Three structures associated with the Lodge Park have been designated as Grade II listed buildings by English Heritage. About 10 metres (33 ft) to the south of building is a pair of gates with piers that date from the mid-18th century or earlier. The gates are constructed in cast iron and the piers are in limestone. The piers consist of hammer-dressed quoins up to the level of the top of the gates; on the top of each is a large stone block surmounted by a triangular pedimented capping stone. Some 40 metres (131 ft) to the east is a fountain probably dating from 1898. This consists of a circular stone surround with four urns, one at each cardinal point. In the centre is the fountain, also in the form of an urn, but larger than those on the surround. Further to the east, some 120 metres (394 ft) from the building, is a pair of limestone lodges with adjoining walls, gate piers and gates also dating from about 1898.
To the west of Park Lodge is an area of parkland of 115 hectares. This was landscaped to a design by Charles Bridgeman from the mid-1720s for Sir John Dutton. It has been registered by English Heritage at Grade I. The park contained a series of "rooms" (presumably for herding deer), a Great Avenue, and a serpentine canal.

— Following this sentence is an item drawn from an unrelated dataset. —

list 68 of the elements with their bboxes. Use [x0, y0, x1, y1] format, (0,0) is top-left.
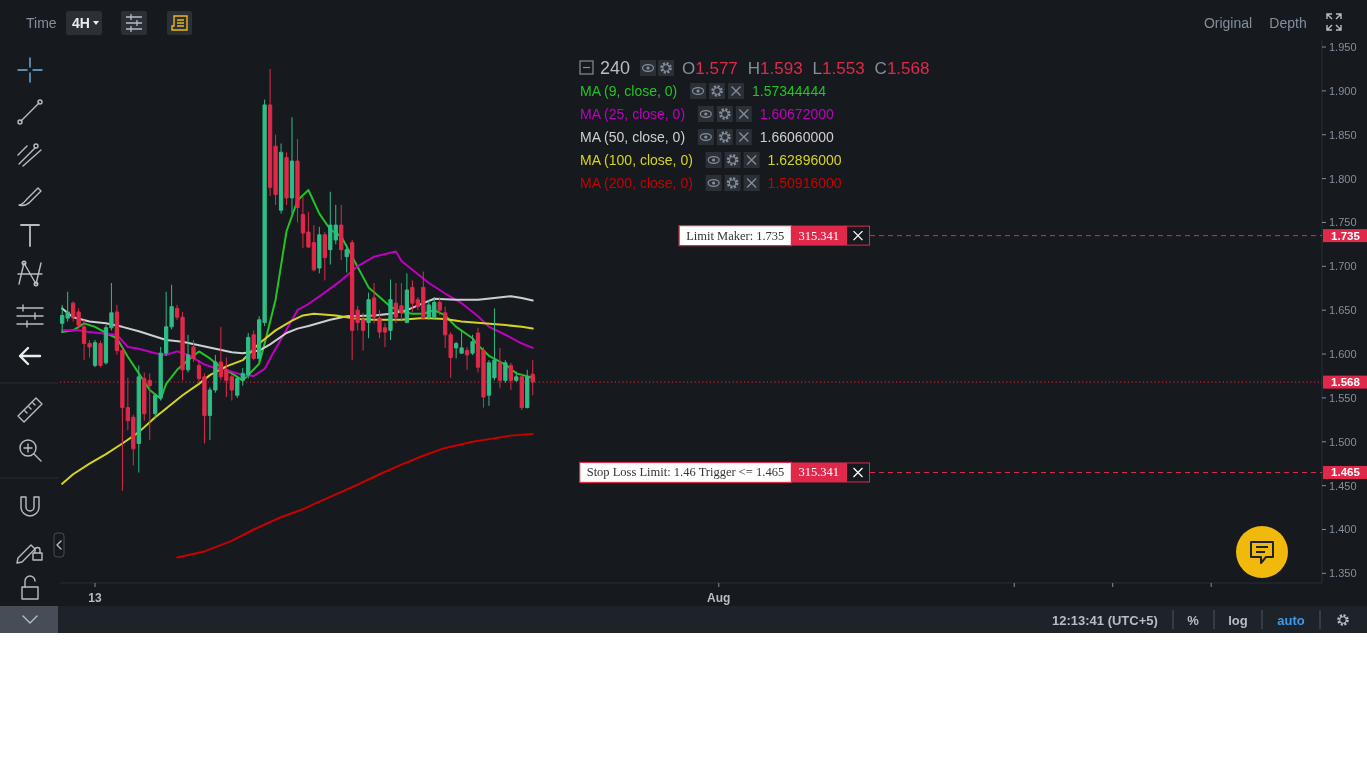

The estate is open to the public. It contains wild animals including fallow and roe deer, badgers and foxes. There are a number of footpaths and walks in the estate, including a sculpture trail; some of these start from Ewe Pen Barn (grid reference SP158143). On the estate are water-meadows, including draining channels and sluices (grid reference SP175154).
Lodge Park is open to the public at advertised times and has a small shop and provides light refreshments. The building is available for weddings. The Sherborne Estate is open all year.